Esto ha generado que menos del 10% de los taxistas en el país sean dueños de sus taxis, la inmensa mayoría son personas que trabajan para alguien más en una profesión sin salario, puesto que del producido diario deben pagar una membresía a una empresa de taxis, gasolina, una especie de seguro, la comisión del dueño del carro y la lavada entre otras cosas y lo que les sobre de toda esa mano de gastos son sus sueldo. Muy pocos están afiliados a salud y casi ninguno aporta a pensión, por lo que es evidente que acusen a Uber de competencia desleal por brincarse todas las regulaciones, sin embargo su pelea está orientada al enemigo equivocado.
Además, el precio de los taxis está regulado por el estado, por lo que muchas veces las aplicaciones pueden cobrar más y ofrecer mejores remuneraciones para sus empleados al dirigirse a mercados más concretos.
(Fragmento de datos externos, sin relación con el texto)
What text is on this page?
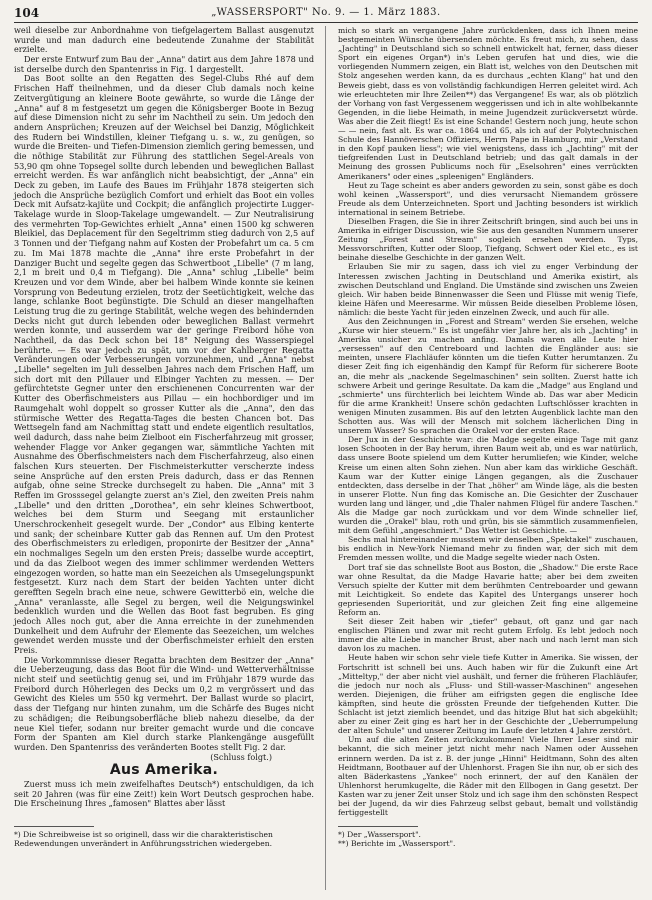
104	„WASSERSPORT" No. 9. — 1. März 1883.

weil dieselbe zur Anbordnahme von tiefgelagertem Ballast ausgenutzt wurde und man dadurch eine bedeutende Zunahme der Stabilität erzielte.

Der erste Entwurf zum Bau der „Anna" datirt aus dem Jahre 1878 und ist derselbe durch den Spantenriss in Fig. 1 dargestellt.

Das Boot sollte an den Regatten des Segel-Clubs Rhé auf dem Frischen Haff theilnehmen, und da dieser Club damals noch keine Zeitvergütigung an kleinere Boote gewährte, so wurde die Länge der „Anna" auf 8 m festgesetzt um gegen die Königsberger Boote in Bezug auf diese Dimension nicht zu sehr im Nachtheil zu sein. Um jedoch den andern Ansprüchen; Kreuzen auf der Weichsel bei Danzig, Möglichkeit des Rudern bei Windstillen, kleiner Tiefgang u. s. w., zu genügen, so wurde die Breiten- und Tiefen-Dimension ziemlich gering bemessen, und die nöthige Stabilität zur Führung des stattlichen Segel-Areals von 53,90 qm ohne Topsegel sollte durch lebenden und beweglichen Ballast erreicht werden. Es war anfänglich nicht beabsichtigt, der „Anna" ein Deck zu geben, im Laufe des Baues im Frühjahr 1878 steigerten sich jedoch die Ansprüche bezüglich Comfort und erhielt das Boot ein volles Deck mit Aufsatz-kajüte und Cockpit; die anfänglich projectirte Lugger-Takelage wurde in Sloop-Takelage umgewandelt. — Zur Neutralisirung des vermehrten Top-Gewichtes erhielt „Anna" einen 1500 kg schweren Bleikiel, das Deplacement für den Segeltrimm stieg dadurch von 2,5 auf 3 Tonnen und der Tiefgang nahm auf Kosten der Probefahrt um ca. 5 cm zu. Im Mai 1878 machte die „Anna" ihre erste Probefahrt in der Danziger Bucht und segelte gegen das Schwertboot „Libelle" (7 m lang, 2,1 m breit und 0,4 m Tiefgang). Die „Anna" schlug „Libelle" beim Kreuzen und vor dem Winde, aber bei halbem Winde konnte sie keinen Vorsprung von Bedeutung erzielen, trotz der Seetüchtigkeit, welche das lange, schlanke Boot begünstigte. Die Schuld an dieser mangelhaften Leistung trug die zu geringe Stabilität, welche wegen des behindernden Decks nicht gut durch lebenden oder beweglichen Ballast vermehrt werden konnte, und ausserdem war der geringe Freibord höhe von Nachtheil, da das Deck schon bei 18° Neigung des Wasserspiegel berührte. — Es war jedoch zu spät, um vor der Kahlberger Regatta Veränderungen oder Verbesserungen vorzunehmen, und „Anna" nebst „Libelle" segelten im Juli desselben Jahres nach dem Frischen Haff, um sich dort mit den Pillauer und Elbinger Yachten zu messen. — Der gefürchtetste Gegner unter den erschienenen Concurrenten war der Kutter des Oberfischmeisters aus Pillau — ein hochbordiger und im Raumgehalt wohl doppelt so grosser Kutter als die „Anna", den das stürmische Wetter des Regatta-Tages die besten Chancen bot. Das Wettsegeln fand am Nachmittag statt und endete eigentlich resultatlos, weil dadurch, dass nahe beim Zielboot ein Fischerfahrzeug mit grosser, wehender Flagge vor Anker gegangen war, sämmtliche Yachten mit Ausnahme des Oberfischmeisters nach dem Fischerfahrzeug, also einen falschen Kurs steuerten. Der Fischmeisterkutter verscherzte indess seine Ansprüche auf den ersten Preis dadurch, dass er das Rennen aufgab, ohne seine Strecke durchsegelt zu haben. Die „Anna" mit 3 Reffen im Grosssegel gelangte zuerst an's Ziel, den zweiten Preis nahm „Libelle" und den dritten „Dorothea", ein sehr kleines Schwertboot, welches bei dem Sturm und Seegang mit erstaunlicher Unerschrockenheit gesegelt wurde. Der „Condor" aus Elbing kenterte und sank; der scheinbare Kutter gab das Rennen auf. Um den Protest des Oberfischmeisters zu erledigen, proponirte der Besitzer der „Anna" ein nochmaliges Segeln um den ersten Preis; dasselbe wurde acceptirt, und da das Zielboot wegen des immer schlimmer werdenden Wetters eingezogen worden, so hatte man ein Seezeichen als Umsegelungspunkt festgesetzt. Kurz nach dem Start der beiden Yachten unter dicht gerefften Segeln brach eine neue, schwere Gewitterbö ein, welche die „Anna" veranlasste, alle Segel zu bergen, weil die Neigungswinkel bedenklich wurden und die Wellen das Boot fast begruben. Es ging jedoch Alles noch gut, aber die Anna erreichte in der zunehmenden Dunkelheit und dem Aufruhr der Elemente das Seezeichen, um welches gewendet werden musste und der Oberfischmeister erhielt den ersten Preis.

Die Vorkommnisse dieser Regatta brachten dem Besitzer der „Anna" die Ueberzeugung, dass das Boot für die Wind- und Wetterverhältnisse nicht steif und seetüchtig genug sei, und im Frühjahr 1879 wurde das Freibord durch Höherlegen des Decks um 0,2 m vergrössert und das Gewicht des Kieles um 550 kg vermehrt. Der Ballast wurde so placirt, dass der Tiefgang nur hinten zunahm, um die Schärfe des Buges nicht zu schädigen; die Reibungsoberfläche blieb nahezu dieselbe, da der neue Kiel tiefer, sodann nur breiter gemacht wurde und die concave Form der Spanten am Kiel durch starke Plankengänge ausgefüllt wurden. Den Spantenriss des veränderten Bootes stellt Fig. 2 dar.

(Schluss folgt.)
Aus Amerika.

Zuerst muss ich mein zweifelhaftes Deutsch*) entschuldigen, da ich seit 20 Jahren (was für eine Zeit!) kein Wort Deutsch gesprochen habe. Die Erscheinung Ihres „famosen" Blattes aber lässt

*) Die Schreibweise ist so originell, dass wir die charakteristischen Redewendungen unverändert in Anführungsstrichen wiedergeben.

mich so stark an vergangene Jahre zurückdenken, dass ich Ihnen meine bestgemeinten Wünsche übersenden möchte. Es freut mich, zu sehen, dass „Jachting" in Deutschland sich so schnell entwickelt hat, ferner, dass dieser Sport ein eigenes Organ*) in's Leben gerufen hat und dies, wie die vorliegenden Nummern zeigen, ein Blatt ist, welches von den Deutschen mit Stolz angesehen werden kann, da es durchaus „echten Klang" hat und den Beweis giebt, dass es von vollständig fachkundigen Herren geleitet wird. Ach wie erleuchteten mir Ihre Zeilen**) das Vergangene! Es war, als ob plötzlich der Vorhang von fast Vergessenem weggerissen und ich in alte wohlbekannte Gegenden, in die liebe Heimath, in meine Jugendzeit zurückversetzt würde. Was aber die Zeit fliegt! Es ist eine Schande! Gestern noch jung, heute schon — — nein, fast alt. Es war ca. 1864 und 65, als ich auf der Polytechnischen Schule des Hannöverschen Offiziers, Herrn Pape in Hamburg, mir „Verstand in den Kopf pauken liess"; wie viel wenigstens, dass ich „Jachting" mit der tiefgreifenden Lust in Deutschland betrieb; und das galt damals in der Meinung des grossen Publicums noch für „Eselsohren" eines verrückten Amerikaners" oder eines „spleenigen" Engländers.

Heut zu Tage scheint es aber anders geworden zu sein, sonst gäbe es doch wohl keinen „Wassersport", und dies verursacht Niemandem grössere Freude als dem Unterzeichneten. Sport und Jachting besonders ist wirklich international in seinem Betriebe.

Dieselben Fragen, die Sie in ihrer Zeitschrift bringen, sind auch bei uns in Amerika in eifriger Discussion, wie Sie aus den gesandten Nummern unserer Zeitung „Forest and Stream" sogleich ersehen werden. Typs, Messvorschriften, Kutter oder Sloop, Tiefgang, Schwert oder Kiel etc., es ist beinahe dieselbe Geschichte in der ganzen Welt.

Erlauben Sie mir zu sagen, dass ich viel zu enger Verbindung der Interessen zwischen Jachting in Deutschland und Amerika existirt, als zwischen Deutschland und England. Die Umstände sind zwischen uns Zweien gleich. Wir haben beide Binnenwasser die Seen und Flüsse mit wenig Tiefe, kleine Häfen und Meeresarme. Wir müssen Beide dieselben Probleme lösen, nämlich: die beste Yacht für jeden einzelnen Zweck, und auch für alle.

Aus den Zeichnungen in „Forest and Stream" werden Sie ersehen, welche „Kurse wir hier steuern." Es ist ungefähr vier Jahre her, als ich „Jachting" in Amerika unsicher zu machen anfing. Damals waren alle Leute hier „versessen" auf den Centreboard und lachten die Engländer aus: sie meinten, unsere Flachläufer könnten um die tiefen Kutter herumtanzen. Zu dieser Zeit fing ich eigenhändig den Kampf für Reform für sicherere Boote an, die mehr als „nackende Segelmaschinen" sein sollten. Zuerst hatte ich schwere Arbeit und geringe Resultate. Da kam die „Madge" aus England und „schmierte" uns fürchterlich bei leichtem Winde ab. Das war aber Medicin für die arme Krankheit! Unsere schön gedachten Luftschlösser krachten in wenigen Minuten zusammen. Bis auf den letzten Augenblick lachte man den Schotten aus. Was will der Mensch mit solchem lächerlichen Ding in unserem Wasser? So sprachen die Orakel vor der ersten Race.

Der Jux in der Geschichte war: die Madge segelte einige Tage mit ganz losen Schooten in der Bay herum, ihren Baum weit ab, und es war natürlich, dass unsere Boote spielend um dem Kutter herumliefen; wie Kinder, welche Kreise um einen alten Sohn ziehen. Nun aber kam das wirkliche Geschäft. Kaum war der Kutter einige Längen gegangen, als die Zuschauer entdeckten, dass derselbe in der That „höher" am Winde läge, als die besten in unserer Flotte. Nun fing das Komische an. Die Gesichter der Zuschauer wurden lang und länger, und „die Thaler nahmen Flügel für andere Taschen." Als die Madge gar noch zurückkam und vor dem Winde schneller lief, wurden die „Orakel" blau, roth und grün, bis sie sämmtlich zusammenfielen, mit dem Gefühl „angeschmiert." Das Wetter ist Geschichte. —

Sechs mal hintereinander musstem wir denselben „Spektakel" zuschauen, bis endlich in New-York Niemand mehr zu finden war, der sich mit dem Fremden messen wollte, und die Madge segelte wieder nach Osten.

Dort traf sie das schnellste Boot aus Boston, die „Shadow." Die erste Race war ohne Resultat, da die Madge Havarie hatte; aber bei dem zweiten Versuch spielte der Kutter mit dem berühmten Centreboarder und gewann mit Leichtigkeit. So endete das Kapitel des Untergangs unserer hoch gepriesenden Superiorität, und zur gleichen Zeit fing eine allgemeine Reform an.

Seit dieser Zeit haben wir „tiefer" gebaut, oft ganz und gar nach englischen Plänen und zwar mit recht gutem Erfolg. Es lebt jedoch noch immer die alte Liebe in mancher Brust, aber nach und nach lernt man sich davon los zu machen.

Heute haben wir schon sehr viele tiefe Kutter in Amerika. Sie wissen, der Fortschritt ist schnell bei uns. Auch haben wir für die Zukunft eine Art „Mitteltyp," der aber nicht viel aushält, und ferner die früheren Flachläufer, die jedoch nur noch als „Fluss- und Still-wasser-Maschinen" angesehen werden. Diejenigen, die früher am eifrigsten gegen die englische Idee kämpften, sind heute die grössten Freunde der tiefgehenden Kutter. Die Schlacht ist jetzt ziemlich beendet, und das hitzige Blut hat sich abgekühlt; aber zu einer Zeit ging es hart her in der Geschichte der „Ueberrumpelung der alten Schule" und unserer Zeitung im Laufe der letzten 4 Jahre zerstört.

Um auf die alten Zeiten zurückzukommen! Viele Ihrer Leser sind mir bekannt, die sich meiner jetzt nicht mehr nach Namen oder Aussehen erinnern werden. Da ist z. B. der junge „Hinni" Heidtmann, Sohn des alten Heidtmann, Bootbauer auf der Uhlenhorst. Fragen Sie ihn nur, ob er sich des alten Bäderkastens „Yankee" noch erinnert, der auf den Kanälen der Uhlenhorst herumkugelte, die Räder mit den Ellbogen in Gang gesetzt. Der Kasten war zu jener Zeit unser Stolz und ich sage ihm den schönsten Respect bei der Jugend, da wir dies Fahrzeug selbst gebaut, bemalt und vollständig fertiggestellt

*) Der „Wassersport".

**) Berichte im „Wassersport".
Es cierto que el servicio que Uber (y las demás) ofrece puede ser ilegal, dado que no dejan de ser particulares ofreciendo un servicio de transporte, sin embargo lo que está de fondo es una discusión sobre un mercado en el que, de entrada, con o sin Uber, es muy injusto competir.
Por supuesto, el transporte es un sector que al estado le interesa intervenir porque puede tener injerencia en temas de interés público como la seguridad o la movilidad, premisa que no justifica la existencia de los denominados cupos o al menos no en esa forma tan inelástica que castiga a propietarios, conductores y usuarios, beneficiando únicamente al gobierno de turno, ¿no sería mejor entonces orientar el debate hacia ese lado?
Equilibrar la cancha del lado de los taxis pareciera ser una salida sostenible, el grueso de las personas prefiere pagar un poco más por un servicio mejor, entonces ¿por qué no pensamos en hacerle la vida más fácil al taxi para que pueda ser más competitivo?
El gobierno del cambio no se puede transformar en el gobierno del retroceso, si quedaron electos con una agenda progresista tendría sentido que su actuar fuera orientada justamente hacia allá, hacia el progreso; finalmente ningún mandatario uribista se atrevió a hacerle frente al dictatorial gremio de taxistas, esperemos que esta vez si podamos finiquitar este tema.